Search for a command to run...

Handling Errors and Cleanup in Temporal Workflows (TypeScript)

A guide to error handling and cleanup in Temporal workflows, covering the Saga pattern, retry policies, and cleanup triggers on failure.

Updated
15 min read
Handling Errors and Cleanup in Temporal Workflows (TypeScript)
R

https://github.com/robinbraemer

Developing robust Temporal workflows involves anticipating failures and ensuring that any necessary cleanup or compensating actions occur regardless of how a workflow or activity fails. This includes handling activity exceptions, workflow errors, timeouts, and cancellations. Below, we outline best practices for error handling in Temporal (TypeScript), including the Saga pattern for compensating transactions, use of retry policies, and how to trigger cleanup activities on failure.

Common Failure Scenarios in Temporal

Temporal workflows can fail in several ways, each requiring proper handling:

Understanding these scenarios allows us to design workflows that catch failures and ensure a cleanup Activity or compensating transaction runs in all cases.

Compensating Transactions and the Saga Pattern

For workflows that perform multiple steps (especially across external systems) and need all-or-nothing semantics, use the Saga pattern (compensating transactions). In Temporal, you implement Sagas by pairing each forward operation with a corresponding compensation operation that can undo it (Saga Compensating Transactions | Temporal) (Saga Compensating Transactions | Temporal). If any step fails, previously completed steps are rolled back by invoking their compensations in reverse order, leaving the overall system in a consistent state (as if the workflow's side effects never happened).
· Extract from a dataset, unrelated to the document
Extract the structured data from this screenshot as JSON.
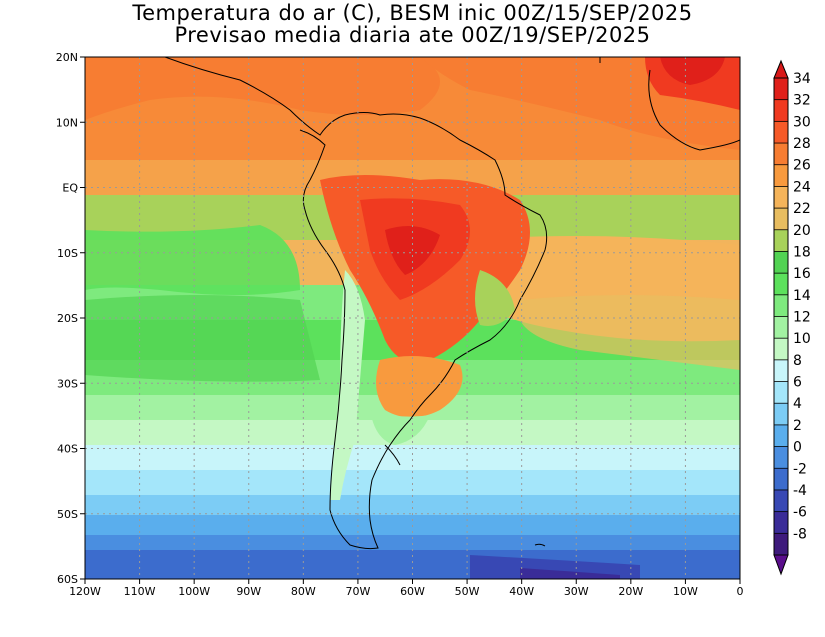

Temporal's TypeScript SDK does not have a built-in Saga helper (unlike the Java SDK’s Saga class), but it's straightforward to implement:

  1. Perform each activity and record its compensation: After each successful activity, record a compensation function (e.g., an Activity that reverses that step) in a list. For example, if you create a record in one activity, record a compensating activity to delete that record.

  2. On failure, run compensations in reverse order: In the Workflow’s catch block, iterate through the recorded compensation functions and call them (typically in reverse order of the original operations). Each compensation should be designed to safely handle the case where the original operation might not have fully completed (idempotent or conditional undo logic).
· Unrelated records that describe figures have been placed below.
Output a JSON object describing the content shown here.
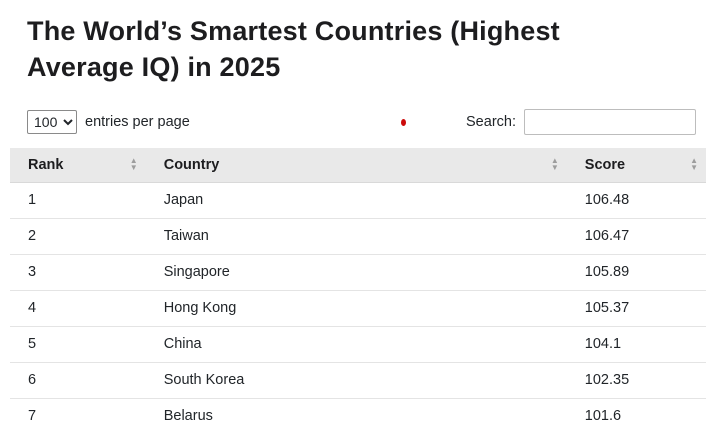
{
  "title": "The World’s Smartest Countries (Highest Average IQ) in 2025",
  "controls": {
    "entries_value": "100",
    "entries_label": "entries per page",
    "search_label": "Search:",
    "search_value": ""
  },
  "icons": {
    "sort_asc": "▲",
    "sort_desc": "▼"
  },
  "table": {
    "columns": [
      "Rank",
      "Country",
      "Score"
    ],
    "rows": [
      {
        "rank": "1",
        "country": "Japan",
        "score": "106.48"
      },
      {
        "rank": "2",
        "country": "Taiwan",
        "score": "106.47"
      },
      {
        "rank": "3",
        "country": "Singapore",
        "score": "105.89"
      },
      {
        "rank": "4",
        "country": "Hong Kong",
        "score": "105.37"
      },
      {
        "rank": "5",
        "country": "China",
        "score": "104.1"
      },
      {
        "rank": "6",
        "country": "South Korea",
        "score": "102.35"
      },
      {
        "rank": "7",
        "country": "Belarus",
        "score": "101.6"
      }
    ]
  }
}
  3. Optionally, handle compensation failures: If a compensation action itself fails, log or handle it appropriately (Temporal will by default retry activities, so a failed compensation activity can be retried as well). The workflow should still attempt all compensations even if one of them fails.
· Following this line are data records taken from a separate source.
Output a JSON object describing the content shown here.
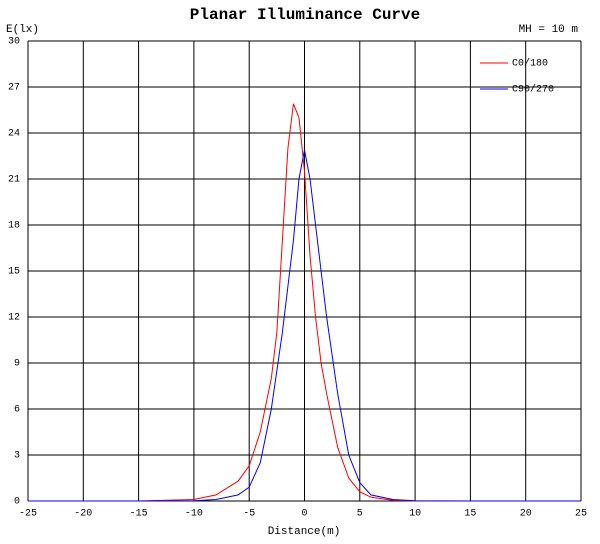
{
  "chart_data": {
    "type": "line",
    "title": "Planar Illuminance Curve",
    "annotation": "MH = 10 m",
    "y_label": "E(lx)",
    "x_label": "Distance(m)",
    "x": [
      -25,
      -20,
      -15,
      -10,
      -8,
      -6,
      -5,
      -4,
      -3,
      -2.5,
      -2,
      -1.5,
      -1,
      -0.5,
      0,
      0.5,
      1,
      1.5,
      2,
      3,
      4,
      5,
      6,
      8,
      10,
      15,
      20,
      25
    ],
    "series": [
      {
        "name": "C0/180",
        "color": "#ff0000",
        "values": [
          0,
          0,
          0,
          0.1,
          0.4,
          1.3,
          2.3,
          4.5,
          8,
          11,
          17,
          23,
          25.9,
          25,
          21.5,
          16,
          12,
          9,
          7,
          3.5,
          1.5,
          0.6,
          0.25,
          0.05,
          0,
          0,
          0,
          0
        ]
      },
      {
        "name": "C90/270",
        "color": "#0000ff",
        "values": [
          0,
          0,
          0,
          0.02,
          0.1,
          0.4,
          0.9,
          2.5,
          6,
          8.5,
          11,
          14,
          17,
          21,
          22.9,
          21,
          18,
          15,
          12,
          7,
          3,
          1.2,
          0.4,
          0.1,
          0.02,
          0,
          0,
          0
        ]
      }
    ],
    "xlim": [
      -25,
      25
    ],
    "xticks": [
      -25,
      -20,
      -15,
      -10,
      -5,
      0,
      5,
      10,
      15,
      20,
      25
    ],
    "ylim": [
      0,
      30
    ],
    "yticks": [
      0,
      3,
      6,
      9,
      12,
      15,
      18,
      21,
      24,
      27,
      30
    ],
    "grid": true,
    "legend": "upper right"
  }
}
TypeScript Workflow example using Saga pattern:

import { CancellationScope } from '@temporalio/workflow';
type Compensation = () => Promise<void>;

export async function OrderWorkflow(): Promise<void> {
  const compensations: Compensation[] = [];
  try {
    // Step 1: Perform operation and record its compensation
    await createOrder(); 
    compensations.unshift(async () => { await deleteOrder(); });  // compensation for step 1

    // Step 2: Perform next operation
    await reserveInventory();
    compensations.unshift(async () => { await releaseInventory(); }); // compensation for step 2

    // Step 3: Perform another operation
    await chargePayment();
    compensations.unshift(async () => { await refundPayment(); });    // compensation for step 3

    // ... more steps as needed ...

  } catch (err) {
    // If any step fails, execute compensating actions for completed steps
    await CancellationScope.nonCancellable(async () => {
      for (const compensate of compensations) {
        try {
          await compensate();
        } catch (compErr) {
          console.error("Compensation failed:", compErr);
          // continue to next compensation even if one fails
        }
      }
    });
    throw err;  // rethrow to mark workflow as failed after compensation
  }
}

In the above example, each successful step pushes a compensating function onto a stack. If a failure occurs, we execute all collected compensations. We wrap the compensation loop in a non-cancellable scope to ensure it runs to completion even if the workflow was cancelled (more on this below). This pattern ensures that resources created or actions taken in earlier steps are undone when a later step fails (Saga Compensating Transactions | Temporal) (Saga Compensating Transactions | Temporal). Temporal’s documentation provides a similar example of collecting compensation callbacks in TypeScript (Saga Compensating Transactions | Temporal).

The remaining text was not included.